Üstelik, Yargıtay'ın İçtihadı Birleştirme Genel Kurul kararları da bu yönde. 16 Mayıs 1956'da verilen içtihadı birleştirme kararında iki noktanın altı çiziliyor:
1) Taşınmazına istimlaksız el konulan kişi, "el atmanın önlenmesi davası" açabilir.
Yani, arazisini geri isteyebilir.
2) El konulan arazisinin bedelini talep edebilir. Bu bedel de taşınmazın dava tarihindeki bedeli olur.
Avundukluoğlu, iddialı:
- Mayınların temizlenmesi sonrası hak sahiplerinin açacakları dava Anayasa Mahkemesi'ne giderse, TBMM'den çıkarılacak kanun ne olursa olsun iptal edilir.

***
Yargıtay'ın 1956'da aldığı karar, yapılacak düzenlemelerin önünde önemli bir engel. Ayrıca, sıkıntı bu kadarla sınırlı da değil. CHP Grup Başkanvekili Hakkı Süha Okay, iki önemli noktaya daha dikkat çekti.
1) Bu konuda halen devem etmekte olan davalar var.
2) Mayınlı arazi konusunda AİHM'e intikal etmiş davalar da bulunuyor.

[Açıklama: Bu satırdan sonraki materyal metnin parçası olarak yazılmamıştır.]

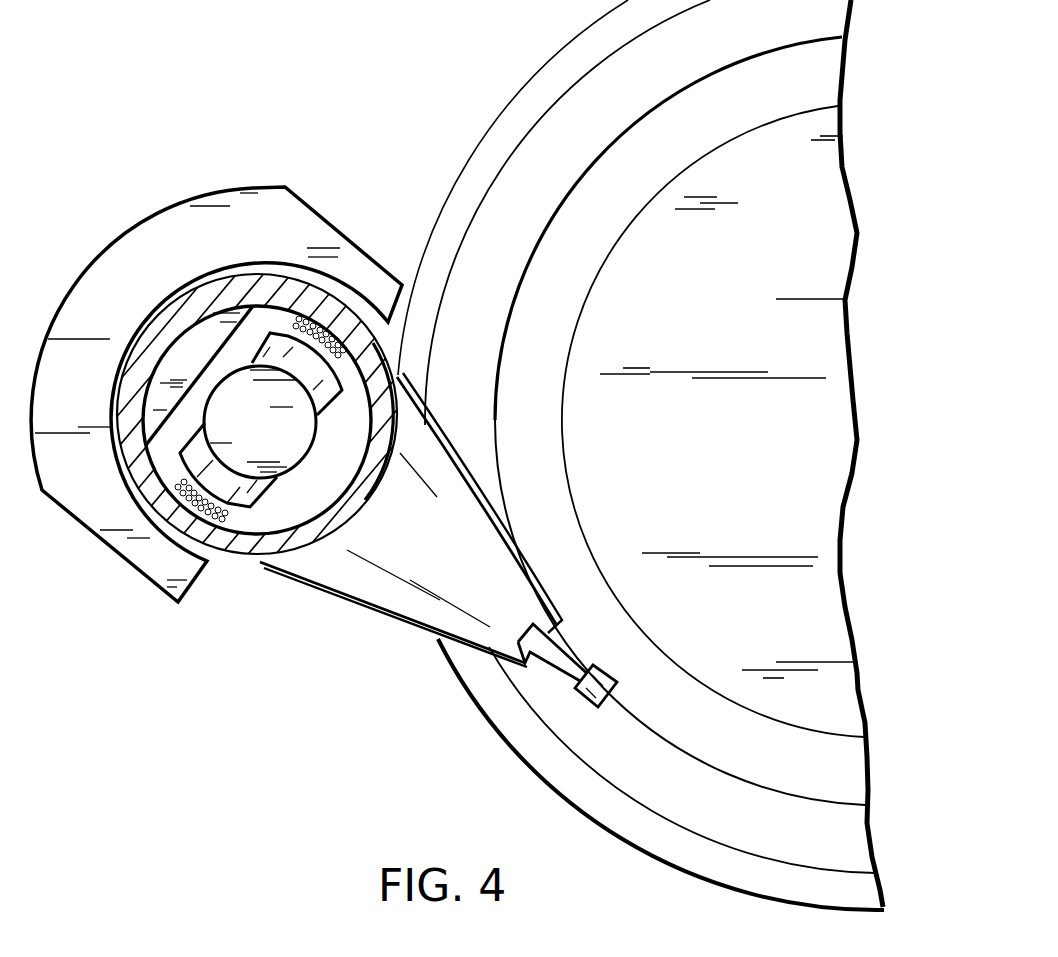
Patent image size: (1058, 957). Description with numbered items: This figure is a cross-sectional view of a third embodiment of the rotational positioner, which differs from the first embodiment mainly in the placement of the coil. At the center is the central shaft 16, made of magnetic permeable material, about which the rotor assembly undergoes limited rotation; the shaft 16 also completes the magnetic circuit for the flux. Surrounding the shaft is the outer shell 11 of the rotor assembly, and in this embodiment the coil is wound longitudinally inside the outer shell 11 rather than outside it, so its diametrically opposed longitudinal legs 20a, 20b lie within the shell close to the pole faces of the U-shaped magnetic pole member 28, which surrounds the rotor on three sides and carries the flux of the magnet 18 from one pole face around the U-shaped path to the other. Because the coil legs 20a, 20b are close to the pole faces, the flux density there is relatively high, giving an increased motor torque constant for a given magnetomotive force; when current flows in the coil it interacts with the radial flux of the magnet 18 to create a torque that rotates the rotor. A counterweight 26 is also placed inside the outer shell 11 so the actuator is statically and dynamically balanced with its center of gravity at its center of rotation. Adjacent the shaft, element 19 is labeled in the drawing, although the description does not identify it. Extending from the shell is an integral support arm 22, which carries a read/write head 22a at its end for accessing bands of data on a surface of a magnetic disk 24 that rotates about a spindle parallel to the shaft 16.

Mayınlı arazilerle ilgili düzenlemeler tartışılıyor tartışılmasına daAsıl önemli nokta olan hukuki engelleri pek konuşan yok. Hukuk, mayınlı arazinin temizlenmesinin ardından yapılacak düzenlemelerin önüne yeni mayınlar döşüyor!
Eldeki veriler, bu pilavın daha çok su kaldıracağını gösteriyor.